小林家ワンダーランド
こばやしけわんだーらんど

2025/3/26(水)

あらすじ

長男のたつやは、母と妹とともに薄暗い実家に集められた。いつものように口数も少なく、重苦しい空気が漂う中、父の送った『あした大切な話がある』というメッセージの意味が頭をよぎる。昼過ぎ、リビングのテレビが突如点灯し、注目のテーマパークランキングの特集が始まった。その画面に映し出されたのは、なんと自分たちの家の外観と『小林家ワンダーランド』という文字だった。

驚くたつやに、父は静かに語り出す。
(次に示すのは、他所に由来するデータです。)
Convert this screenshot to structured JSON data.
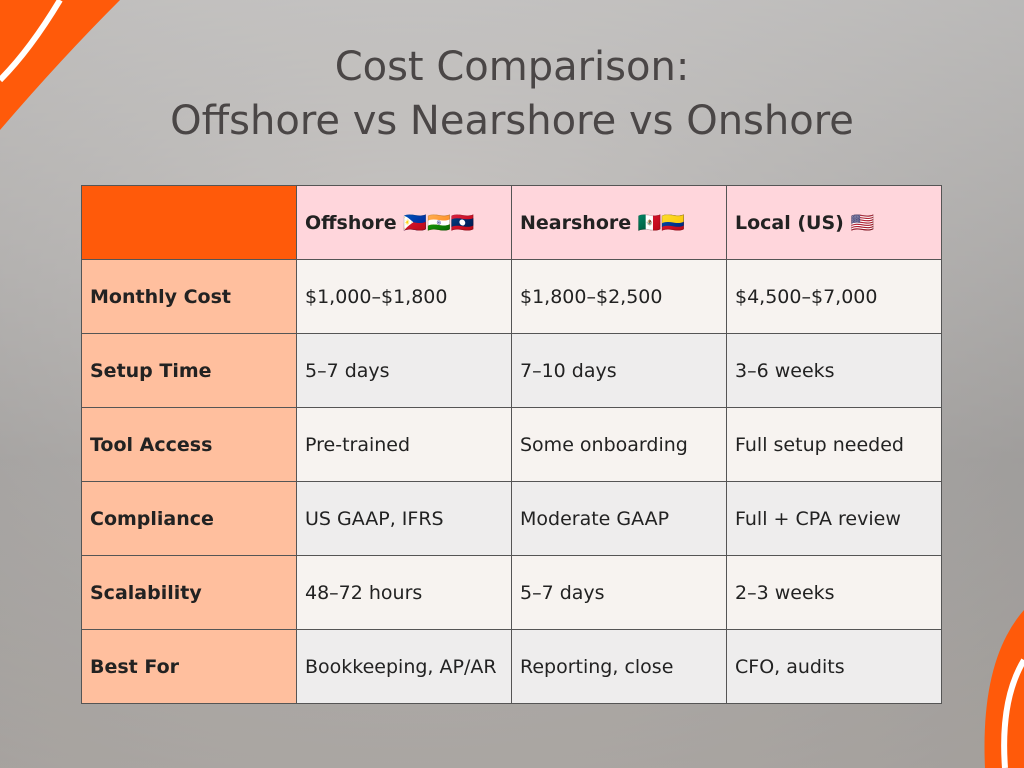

これまでのテーマパークの概念を覆す、超新感覚の“ご近所型テーマパーク”を自宅でオープンしたと。疑念と好奇心に突き動かされ、たつやは家の中を見渡すと、各部屋がまるでアトラクションのように装飾されているのに気づく。リビングは巨大な鏡で張り巡らされ、笑い声や過ぎ去った家族の温かな記憶が、かすかな映像として浮かび上がる。食卓は回転するメリーゴーラウンドに変わり、かつての家族団欒の風景が不思議なリズムで再現される。

しかし、次第に不穏な空気が漂い始める。たつやは、ひとつの部屋で父の秘密を示す資料を発見する。そこには、遠い過去の家族の笑顔と同時に、誰にも語られなかった悲しい真実が記されていたのだ。館内を巡るうちに、たつやの目の前で父の姿が徐々に薄れ、まるで幻のように消えていく。

そして、最後のアトラクション『家族の終焉』の前でたつやは凍りつく。老いた父の幽霊が、しみじみと語る。「我々は、もはやこの世に居るものではなかった…。記憶という檻に囚われた霊魂なのだ」と。たつやは、衝撃と悲哀の中で気づく。家族の温かさを取り戻すために仕掛けられた奇妙なパフォーマンスは、実は互いに向き合うことを拒み続けた彼ら自身の悲劇なのだと。

最後に、テレビ画面が再び流れ出すと、ネオンのように輝く『入場済み』の文字が現れる。たつやは、自分がこの永遠の遊園地に囚われ、逃れることのできない客となってしまった運命を悟り、虚ろな目でただ立ち尽くすのであった。